Granted there are some applications in which CPU time exhaustion is not a problem, but it still occurs, and the operating system must contend with the problem and continue to allocate CPU time to necessary system functions to keep the system working correctly in the face of the exhaustion.
Depending upon what facilities the flash storage is provided for, some form of allocation will be possible that will work for most use cases. As a fancy os-controlled cache, exhaustion won't be catastrophic. As a fixed allocation structure, a failure to acquire the desired allocation may be handled by the program, or may not resulting in failure. These problems _already_ apply to memory and disk allocation. No big new problem here.
Your claims that ram and disk are limitless are factually untrue. I certainly have dealt with real production machines which have exhausted either or both. It has been interesting noting which applications fail and which continue to work correctly in the face of exhaustion.
Caching through flash is useless-- it's slow for one thing, and since a cache is transient by definition there's no reason to use Flash rather than DRAM.

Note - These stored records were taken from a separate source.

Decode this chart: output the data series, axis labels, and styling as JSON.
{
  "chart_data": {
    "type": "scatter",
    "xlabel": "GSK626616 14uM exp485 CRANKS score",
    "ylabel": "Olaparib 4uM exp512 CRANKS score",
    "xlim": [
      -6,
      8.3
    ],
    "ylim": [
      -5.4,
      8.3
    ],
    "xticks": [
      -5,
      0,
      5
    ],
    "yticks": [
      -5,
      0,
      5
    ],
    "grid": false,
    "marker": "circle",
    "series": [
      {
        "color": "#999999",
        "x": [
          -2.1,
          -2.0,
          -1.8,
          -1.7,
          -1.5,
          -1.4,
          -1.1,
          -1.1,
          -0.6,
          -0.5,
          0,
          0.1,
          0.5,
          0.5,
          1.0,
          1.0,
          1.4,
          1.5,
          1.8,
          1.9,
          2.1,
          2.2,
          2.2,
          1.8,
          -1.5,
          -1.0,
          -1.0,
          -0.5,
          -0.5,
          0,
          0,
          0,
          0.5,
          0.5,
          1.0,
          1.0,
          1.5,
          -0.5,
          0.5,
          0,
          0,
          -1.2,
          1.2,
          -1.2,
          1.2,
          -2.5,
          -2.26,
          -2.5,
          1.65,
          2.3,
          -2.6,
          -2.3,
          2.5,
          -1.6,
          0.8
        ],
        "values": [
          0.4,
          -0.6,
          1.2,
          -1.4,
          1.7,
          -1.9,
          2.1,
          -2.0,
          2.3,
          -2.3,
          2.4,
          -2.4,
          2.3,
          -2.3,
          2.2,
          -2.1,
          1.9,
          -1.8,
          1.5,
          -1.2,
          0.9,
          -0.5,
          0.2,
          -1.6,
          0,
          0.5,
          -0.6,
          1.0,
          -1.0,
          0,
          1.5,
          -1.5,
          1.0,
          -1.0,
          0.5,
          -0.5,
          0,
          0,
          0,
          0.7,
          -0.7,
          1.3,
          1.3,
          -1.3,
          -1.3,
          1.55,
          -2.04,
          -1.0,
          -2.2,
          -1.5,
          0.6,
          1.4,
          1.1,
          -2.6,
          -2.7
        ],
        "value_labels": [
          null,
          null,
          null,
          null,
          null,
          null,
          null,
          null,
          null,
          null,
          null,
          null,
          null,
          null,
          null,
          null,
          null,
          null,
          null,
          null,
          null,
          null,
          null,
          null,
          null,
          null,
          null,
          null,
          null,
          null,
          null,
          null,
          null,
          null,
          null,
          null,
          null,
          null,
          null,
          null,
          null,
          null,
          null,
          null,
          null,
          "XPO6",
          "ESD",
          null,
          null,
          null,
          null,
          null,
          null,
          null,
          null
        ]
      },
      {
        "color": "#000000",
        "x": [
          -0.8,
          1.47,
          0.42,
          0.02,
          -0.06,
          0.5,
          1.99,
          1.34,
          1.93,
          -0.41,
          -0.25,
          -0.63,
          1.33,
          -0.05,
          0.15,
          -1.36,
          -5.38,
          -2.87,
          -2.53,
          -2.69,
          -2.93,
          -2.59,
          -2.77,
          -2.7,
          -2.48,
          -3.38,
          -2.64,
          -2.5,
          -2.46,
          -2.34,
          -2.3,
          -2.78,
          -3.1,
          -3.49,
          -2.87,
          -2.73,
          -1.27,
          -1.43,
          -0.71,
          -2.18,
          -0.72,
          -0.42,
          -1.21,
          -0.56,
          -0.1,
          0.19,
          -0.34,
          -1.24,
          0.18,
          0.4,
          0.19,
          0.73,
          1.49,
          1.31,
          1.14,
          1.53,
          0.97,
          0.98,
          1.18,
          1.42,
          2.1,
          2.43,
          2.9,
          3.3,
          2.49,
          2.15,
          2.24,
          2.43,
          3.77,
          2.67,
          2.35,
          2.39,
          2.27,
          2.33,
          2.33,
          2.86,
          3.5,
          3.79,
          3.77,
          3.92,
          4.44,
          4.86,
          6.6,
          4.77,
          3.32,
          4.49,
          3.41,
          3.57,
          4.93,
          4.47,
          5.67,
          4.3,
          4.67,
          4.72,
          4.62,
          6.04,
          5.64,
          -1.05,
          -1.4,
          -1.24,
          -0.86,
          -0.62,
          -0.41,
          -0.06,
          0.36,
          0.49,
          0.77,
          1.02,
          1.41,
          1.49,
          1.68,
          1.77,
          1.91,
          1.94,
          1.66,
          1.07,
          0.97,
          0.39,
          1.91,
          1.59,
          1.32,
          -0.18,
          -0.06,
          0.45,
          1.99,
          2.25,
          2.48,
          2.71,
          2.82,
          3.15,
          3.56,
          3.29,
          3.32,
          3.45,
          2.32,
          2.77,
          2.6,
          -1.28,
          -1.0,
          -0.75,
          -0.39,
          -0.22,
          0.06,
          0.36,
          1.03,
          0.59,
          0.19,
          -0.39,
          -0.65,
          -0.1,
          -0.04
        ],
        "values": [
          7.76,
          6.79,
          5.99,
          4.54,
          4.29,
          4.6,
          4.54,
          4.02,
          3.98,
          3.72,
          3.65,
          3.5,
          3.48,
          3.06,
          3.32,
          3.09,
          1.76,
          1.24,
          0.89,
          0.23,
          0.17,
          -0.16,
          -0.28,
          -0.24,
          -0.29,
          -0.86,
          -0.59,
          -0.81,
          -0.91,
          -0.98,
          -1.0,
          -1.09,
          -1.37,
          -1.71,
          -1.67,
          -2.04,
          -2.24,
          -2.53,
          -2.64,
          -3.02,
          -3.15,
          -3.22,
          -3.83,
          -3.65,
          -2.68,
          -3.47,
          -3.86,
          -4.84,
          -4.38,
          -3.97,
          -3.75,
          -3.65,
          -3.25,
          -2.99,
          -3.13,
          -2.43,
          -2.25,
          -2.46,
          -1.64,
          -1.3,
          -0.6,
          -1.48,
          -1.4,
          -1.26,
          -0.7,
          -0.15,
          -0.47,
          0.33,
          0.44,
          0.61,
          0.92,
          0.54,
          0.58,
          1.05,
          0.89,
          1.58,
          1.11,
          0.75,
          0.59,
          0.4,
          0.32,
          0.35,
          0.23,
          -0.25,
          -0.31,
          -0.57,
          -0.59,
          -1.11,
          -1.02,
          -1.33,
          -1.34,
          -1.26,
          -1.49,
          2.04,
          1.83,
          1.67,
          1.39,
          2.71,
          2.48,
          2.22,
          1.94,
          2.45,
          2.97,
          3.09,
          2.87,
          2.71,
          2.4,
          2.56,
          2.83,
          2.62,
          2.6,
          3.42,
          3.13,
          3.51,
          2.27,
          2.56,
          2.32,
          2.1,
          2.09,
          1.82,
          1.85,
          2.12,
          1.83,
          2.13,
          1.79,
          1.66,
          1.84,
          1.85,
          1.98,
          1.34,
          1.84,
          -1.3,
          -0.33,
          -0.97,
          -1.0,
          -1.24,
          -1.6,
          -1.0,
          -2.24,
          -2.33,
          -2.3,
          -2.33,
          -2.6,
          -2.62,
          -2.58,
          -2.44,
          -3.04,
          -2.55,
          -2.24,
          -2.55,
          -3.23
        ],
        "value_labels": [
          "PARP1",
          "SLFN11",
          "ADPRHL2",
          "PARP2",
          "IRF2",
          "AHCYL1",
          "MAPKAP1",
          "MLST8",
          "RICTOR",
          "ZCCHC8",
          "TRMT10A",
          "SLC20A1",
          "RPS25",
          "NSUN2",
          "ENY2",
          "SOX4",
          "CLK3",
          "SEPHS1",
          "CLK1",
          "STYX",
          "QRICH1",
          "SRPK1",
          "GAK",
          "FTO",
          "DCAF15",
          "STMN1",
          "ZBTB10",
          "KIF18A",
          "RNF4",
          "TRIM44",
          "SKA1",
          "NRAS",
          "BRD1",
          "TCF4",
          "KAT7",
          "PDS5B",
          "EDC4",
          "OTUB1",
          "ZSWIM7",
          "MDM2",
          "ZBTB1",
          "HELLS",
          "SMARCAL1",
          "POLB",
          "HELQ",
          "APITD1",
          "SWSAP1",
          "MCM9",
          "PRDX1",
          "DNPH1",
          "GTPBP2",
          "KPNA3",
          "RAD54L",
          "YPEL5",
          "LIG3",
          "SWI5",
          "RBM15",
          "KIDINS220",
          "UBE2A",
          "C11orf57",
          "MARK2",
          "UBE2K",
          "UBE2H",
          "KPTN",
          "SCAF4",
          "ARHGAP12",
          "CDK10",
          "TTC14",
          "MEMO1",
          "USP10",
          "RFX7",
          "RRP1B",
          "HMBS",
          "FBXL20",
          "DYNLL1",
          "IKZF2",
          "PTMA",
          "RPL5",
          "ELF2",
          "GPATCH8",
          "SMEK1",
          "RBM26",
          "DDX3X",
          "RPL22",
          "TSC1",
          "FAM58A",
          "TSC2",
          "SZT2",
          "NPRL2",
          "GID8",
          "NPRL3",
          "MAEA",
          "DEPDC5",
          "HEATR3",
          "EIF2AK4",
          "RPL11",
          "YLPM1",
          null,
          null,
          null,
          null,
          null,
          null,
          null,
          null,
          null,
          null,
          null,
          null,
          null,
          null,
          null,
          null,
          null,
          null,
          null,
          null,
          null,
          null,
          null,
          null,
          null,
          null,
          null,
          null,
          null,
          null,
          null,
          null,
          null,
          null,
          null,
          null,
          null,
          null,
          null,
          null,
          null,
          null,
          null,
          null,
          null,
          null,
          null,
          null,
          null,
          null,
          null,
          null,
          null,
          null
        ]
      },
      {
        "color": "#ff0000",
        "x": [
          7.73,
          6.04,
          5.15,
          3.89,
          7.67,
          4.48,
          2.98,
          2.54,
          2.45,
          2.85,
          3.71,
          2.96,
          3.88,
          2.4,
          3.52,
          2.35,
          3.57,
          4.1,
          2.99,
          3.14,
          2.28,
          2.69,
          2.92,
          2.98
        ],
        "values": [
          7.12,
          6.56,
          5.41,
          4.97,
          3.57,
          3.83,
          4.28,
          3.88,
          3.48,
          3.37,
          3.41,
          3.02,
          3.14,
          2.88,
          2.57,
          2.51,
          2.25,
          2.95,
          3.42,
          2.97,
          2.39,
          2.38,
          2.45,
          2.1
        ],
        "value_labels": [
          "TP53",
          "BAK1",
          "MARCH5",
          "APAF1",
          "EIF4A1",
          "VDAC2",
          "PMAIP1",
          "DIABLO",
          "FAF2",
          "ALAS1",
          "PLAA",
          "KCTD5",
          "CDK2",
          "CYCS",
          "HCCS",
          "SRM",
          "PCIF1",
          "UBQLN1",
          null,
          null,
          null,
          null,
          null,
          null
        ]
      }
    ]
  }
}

Flash transfer rates for read can easily outpace fixed disks. For write I don't know what the numbers are, but as I pointed out in another post, flash has no seeks, which can matter a lot for some loads and not much for others. Microsoft is seeing wins by prefetching data to flash devices _over USB_, so surely it must be possible to achieve wins on flash devices with more robust access paths.
For cache purposes, the reason to use Flash over DRAM is that per-megabyte the cost of Flash is lower, and Flash takes no power to leave programmed. This may not be sufficient to make it worth it to add per dollar, but those are the advantages.